Environment variable names for tokens. The Copilot CLI requires GH_TOKEN or GITHUB_TOKEN—not a custom designation. The Deployment automatically injects both from the same Secret.
A read-only filesystem necessitates emptyDir mounts. The container operates with a readOnlyRootFilesystem: true setting, but the Copilot CLI needs to write to /home/agent/.cache during startup. The Deployment mounts emptyDir volumes at .cache, .copilot, and /tmp—miss even one and the CLI might fail to launch.
Keep on_permission_request set to deny by default. The tool calls made by the Agent pass through a permission gate that defaults to deny, only allowing specified operations to proceed.
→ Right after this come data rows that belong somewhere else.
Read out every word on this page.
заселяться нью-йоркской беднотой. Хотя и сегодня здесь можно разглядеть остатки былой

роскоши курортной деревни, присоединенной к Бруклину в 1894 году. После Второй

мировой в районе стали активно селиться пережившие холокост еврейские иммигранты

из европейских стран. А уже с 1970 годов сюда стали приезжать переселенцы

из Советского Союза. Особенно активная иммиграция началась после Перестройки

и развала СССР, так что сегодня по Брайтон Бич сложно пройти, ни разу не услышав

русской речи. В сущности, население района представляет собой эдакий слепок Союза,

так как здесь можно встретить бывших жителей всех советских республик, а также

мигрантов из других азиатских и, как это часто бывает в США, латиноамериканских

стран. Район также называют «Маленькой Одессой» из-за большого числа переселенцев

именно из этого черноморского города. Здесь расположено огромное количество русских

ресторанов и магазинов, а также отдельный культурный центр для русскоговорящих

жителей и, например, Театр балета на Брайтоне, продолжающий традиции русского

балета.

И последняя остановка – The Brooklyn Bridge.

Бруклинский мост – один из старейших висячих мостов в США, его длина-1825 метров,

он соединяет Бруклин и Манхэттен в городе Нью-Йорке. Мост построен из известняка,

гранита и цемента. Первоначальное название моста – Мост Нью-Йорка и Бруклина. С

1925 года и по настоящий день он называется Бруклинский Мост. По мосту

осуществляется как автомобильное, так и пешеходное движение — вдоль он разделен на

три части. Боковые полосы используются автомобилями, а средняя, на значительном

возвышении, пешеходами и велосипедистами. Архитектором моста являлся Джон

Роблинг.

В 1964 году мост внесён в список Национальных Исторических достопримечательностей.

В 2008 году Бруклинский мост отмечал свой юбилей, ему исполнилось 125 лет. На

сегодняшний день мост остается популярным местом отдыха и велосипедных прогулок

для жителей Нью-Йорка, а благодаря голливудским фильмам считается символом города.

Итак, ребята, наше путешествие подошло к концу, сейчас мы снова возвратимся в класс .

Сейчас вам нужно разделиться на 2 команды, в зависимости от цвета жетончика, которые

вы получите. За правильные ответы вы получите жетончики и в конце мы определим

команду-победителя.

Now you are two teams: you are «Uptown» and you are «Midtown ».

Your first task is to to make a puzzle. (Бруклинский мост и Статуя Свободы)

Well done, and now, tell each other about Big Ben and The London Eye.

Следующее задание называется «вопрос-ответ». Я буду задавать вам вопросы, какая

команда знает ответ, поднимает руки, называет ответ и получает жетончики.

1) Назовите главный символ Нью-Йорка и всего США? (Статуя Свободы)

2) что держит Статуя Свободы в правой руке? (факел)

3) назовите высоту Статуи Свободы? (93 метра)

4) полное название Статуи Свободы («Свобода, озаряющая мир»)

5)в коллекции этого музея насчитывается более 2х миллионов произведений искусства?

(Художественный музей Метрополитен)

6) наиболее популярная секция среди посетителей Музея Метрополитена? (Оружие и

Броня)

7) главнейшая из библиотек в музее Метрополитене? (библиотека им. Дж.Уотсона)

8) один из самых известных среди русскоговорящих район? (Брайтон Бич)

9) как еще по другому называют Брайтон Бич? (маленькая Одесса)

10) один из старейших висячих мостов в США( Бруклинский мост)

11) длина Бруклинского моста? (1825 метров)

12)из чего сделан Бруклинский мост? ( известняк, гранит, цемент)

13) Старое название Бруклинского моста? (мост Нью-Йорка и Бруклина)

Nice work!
Avoid changing this to approve-all in production.
To recap clearly:
① Scenario: AI Agents run model-generated, potentially untrusted code in containers
② Problem: Traditional containers share the host kernel—one escape compromises the entire node
③ Insight: We need stronger isolation than what namespaces provide
④ Solution: microVMs—each Pod gets its own dedicated guest kernel
⑤ Integration: Kata Containers brings microVM functionality to Kubernetes; AKS Pod Sandboxing makes it seamless
⑥ Implementation: The AKS_MicroVM example—six simple steps to deploy, bolstered by five levels of defence
In this era of AI Agents, a container isn’t merely a container for your application—it’s a box for uncertainty. It demands a more robust protective layer. That’s where the microVM comes into play.